0

Could someone please explain to me why exactly linear regression is considered ill-posed?

Susan
  • 3
  • 3
    This post is somewhat ill-posed. For instance, it would be better with some context. Where have you heard someone claim that linear regression is ill-posed? In what setting? – Arthur Nov 02 '20 at 12:54

1 Answers1

0

According to Wikipedia, a problem is well-posed if:

  1. a solution exists,
  2. the solution is unique,
  3. the solution's behaviour changes continuously with the initial conditions.

Now suppose that you have a dataset $(X, y)$ consisting of samples $(x_i, y_i)_{i = 1}^m$, with $x_i \in \mathbb{R}^n$, $y_i \in \mathbb{R}$. I suppose that you think of linear regression as of the following problem for weights $w$ of the regression: $X w = y$ (or something similar depending on how do you stack samples in the matrix).

This problem is ill-posed because of the following reasons:

  • the solution is not unique if you have too few samples, namely $m < n$ (for example, there are infinitely many straight lines going through a given point in $\mathbb{R}^2$);
  • the solution may not exist if you have too many samples, namely $m > n$ (for example, there are not straight lines going through three given points in $\mathbb{R}^2$);
  • finally, there is multicollinearity issue which contradicts the last necessary condition of weight estimates being continuous in observations.
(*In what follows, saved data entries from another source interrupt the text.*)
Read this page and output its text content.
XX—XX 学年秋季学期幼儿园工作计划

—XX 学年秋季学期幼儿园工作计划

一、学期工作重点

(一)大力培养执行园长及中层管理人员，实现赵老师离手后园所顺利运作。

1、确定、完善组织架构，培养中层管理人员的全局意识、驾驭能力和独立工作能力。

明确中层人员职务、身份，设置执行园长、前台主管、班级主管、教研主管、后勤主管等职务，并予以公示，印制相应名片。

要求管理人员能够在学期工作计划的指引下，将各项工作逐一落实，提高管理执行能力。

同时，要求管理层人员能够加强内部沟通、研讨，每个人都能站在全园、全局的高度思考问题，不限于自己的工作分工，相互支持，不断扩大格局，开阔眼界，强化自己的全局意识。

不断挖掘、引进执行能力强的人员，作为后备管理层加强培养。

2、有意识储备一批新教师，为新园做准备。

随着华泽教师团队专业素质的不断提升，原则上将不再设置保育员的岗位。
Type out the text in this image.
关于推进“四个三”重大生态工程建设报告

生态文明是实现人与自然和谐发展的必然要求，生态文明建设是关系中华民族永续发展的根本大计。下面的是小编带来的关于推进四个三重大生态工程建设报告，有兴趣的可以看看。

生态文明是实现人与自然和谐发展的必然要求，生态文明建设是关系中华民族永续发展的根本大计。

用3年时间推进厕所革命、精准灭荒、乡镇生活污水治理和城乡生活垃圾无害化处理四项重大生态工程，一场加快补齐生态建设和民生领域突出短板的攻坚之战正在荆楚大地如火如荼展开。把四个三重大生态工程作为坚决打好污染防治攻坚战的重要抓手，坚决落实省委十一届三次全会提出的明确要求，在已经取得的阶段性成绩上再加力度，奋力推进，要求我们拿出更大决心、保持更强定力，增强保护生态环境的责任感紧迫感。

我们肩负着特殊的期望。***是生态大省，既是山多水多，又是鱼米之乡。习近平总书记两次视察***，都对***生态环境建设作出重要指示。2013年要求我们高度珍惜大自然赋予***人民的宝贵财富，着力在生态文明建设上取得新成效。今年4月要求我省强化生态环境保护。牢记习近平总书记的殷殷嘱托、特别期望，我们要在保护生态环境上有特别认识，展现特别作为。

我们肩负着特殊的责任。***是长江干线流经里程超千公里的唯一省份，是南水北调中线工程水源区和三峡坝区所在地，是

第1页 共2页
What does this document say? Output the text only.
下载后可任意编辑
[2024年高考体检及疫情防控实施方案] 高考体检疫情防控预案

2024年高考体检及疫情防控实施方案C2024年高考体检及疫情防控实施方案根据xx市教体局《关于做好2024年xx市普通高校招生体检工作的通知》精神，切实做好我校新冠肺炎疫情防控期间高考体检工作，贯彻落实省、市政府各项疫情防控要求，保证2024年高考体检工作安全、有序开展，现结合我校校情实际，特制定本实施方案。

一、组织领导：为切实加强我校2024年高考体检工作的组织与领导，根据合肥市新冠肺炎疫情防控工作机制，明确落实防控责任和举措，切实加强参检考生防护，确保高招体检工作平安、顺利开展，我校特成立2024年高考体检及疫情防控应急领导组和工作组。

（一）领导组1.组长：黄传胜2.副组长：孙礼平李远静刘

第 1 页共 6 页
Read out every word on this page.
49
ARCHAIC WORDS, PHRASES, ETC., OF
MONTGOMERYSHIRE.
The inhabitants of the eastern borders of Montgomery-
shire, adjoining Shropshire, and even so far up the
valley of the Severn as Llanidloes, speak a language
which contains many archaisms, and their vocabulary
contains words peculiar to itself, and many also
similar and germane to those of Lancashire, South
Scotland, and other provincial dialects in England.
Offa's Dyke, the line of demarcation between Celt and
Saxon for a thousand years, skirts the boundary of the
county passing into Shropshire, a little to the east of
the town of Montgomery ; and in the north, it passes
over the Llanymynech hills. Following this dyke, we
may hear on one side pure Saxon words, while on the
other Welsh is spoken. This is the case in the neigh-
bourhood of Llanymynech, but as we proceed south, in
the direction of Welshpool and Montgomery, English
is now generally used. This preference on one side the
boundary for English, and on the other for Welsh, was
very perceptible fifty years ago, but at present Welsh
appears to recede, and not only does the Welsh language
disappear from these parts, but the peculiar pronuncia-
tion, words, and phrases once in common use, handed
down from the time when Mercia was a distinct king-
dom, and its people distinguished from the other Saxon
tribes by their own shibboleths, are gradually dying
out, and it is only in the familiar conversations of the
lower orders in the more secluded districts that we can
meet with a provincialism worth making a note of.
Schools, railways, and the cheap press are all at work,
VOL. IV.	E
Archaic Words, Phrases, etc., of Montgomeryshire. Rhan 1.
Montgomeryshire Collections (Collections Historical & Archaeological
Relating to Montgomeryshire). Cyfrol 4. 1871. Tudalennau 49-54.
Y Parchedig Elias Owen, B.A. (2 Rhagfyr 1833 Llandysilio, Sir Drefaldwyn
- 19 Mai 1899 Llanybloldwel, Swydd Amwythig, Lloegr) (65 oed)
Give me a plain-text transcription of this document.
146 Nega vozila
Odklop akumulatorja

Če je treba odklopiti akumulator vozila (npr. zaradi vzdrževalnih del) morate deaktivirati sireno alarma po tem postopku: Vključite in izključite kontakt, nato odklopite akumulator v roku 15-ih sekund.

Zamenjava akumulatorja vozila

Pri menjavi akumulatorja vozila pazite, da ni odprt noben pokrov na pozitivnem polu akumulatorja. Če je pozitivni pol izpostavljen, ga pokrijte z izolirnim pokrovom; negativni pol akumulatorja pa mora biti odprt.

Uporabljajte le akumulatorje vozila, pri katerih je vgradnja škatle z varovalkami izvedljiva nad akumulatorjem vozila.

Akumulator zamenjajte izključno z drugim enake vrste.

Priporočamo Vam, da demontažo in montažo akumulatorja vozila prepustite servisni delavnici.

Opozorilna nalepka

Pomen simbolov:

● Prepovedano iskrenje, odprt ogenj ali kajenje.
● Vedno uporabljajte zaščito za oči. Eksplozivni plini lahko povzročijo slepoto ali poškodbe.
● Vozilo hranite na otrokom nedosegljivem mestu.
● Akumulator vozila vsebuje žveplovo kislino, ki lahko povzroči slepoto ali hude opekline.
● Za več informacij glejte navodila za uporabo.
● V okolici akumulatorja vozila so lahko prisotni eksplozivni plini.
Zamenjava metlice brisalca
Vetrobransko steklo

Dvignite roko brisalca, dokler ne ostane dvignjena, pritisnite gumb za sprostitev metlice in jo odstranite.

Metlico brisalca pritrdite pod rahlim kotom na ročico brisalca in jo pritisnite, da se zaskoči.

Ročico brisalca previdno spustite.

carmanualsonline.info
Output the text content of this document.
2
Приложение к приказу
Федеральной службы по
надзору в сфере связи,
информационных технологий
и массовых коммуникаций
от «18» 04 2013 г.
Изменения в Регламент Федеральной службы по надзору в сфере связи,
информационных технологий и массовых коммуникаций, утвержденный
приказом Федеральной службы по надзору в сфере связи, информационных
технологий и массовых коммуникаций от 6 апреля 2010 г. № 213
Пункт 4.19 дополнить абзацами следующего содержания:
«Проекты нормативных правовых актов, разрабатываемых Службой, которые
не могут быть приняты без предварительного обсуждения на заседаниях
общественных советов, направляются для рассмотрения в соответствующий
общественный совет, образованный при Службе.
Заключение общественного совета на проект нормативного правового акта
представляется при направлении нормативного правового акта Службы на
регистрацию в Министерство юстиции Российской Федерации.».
However, the problem can be adapted to fix these properties. Modifying the problem to $\|Xw - y\|_2^2 \to \min$ allows obtaining a pseudo-solution when there is no exact solution (the problem is still ill-posed because there may be many solutions).

You can also add Tikhonov regularization (a.k.a. ridge in the setting of regression) to get $\|Xw-y\|_2^2 + \lambda \|w\|_2^2 \to \min$ which allows selecting one solution if there are many solutions of the original problem.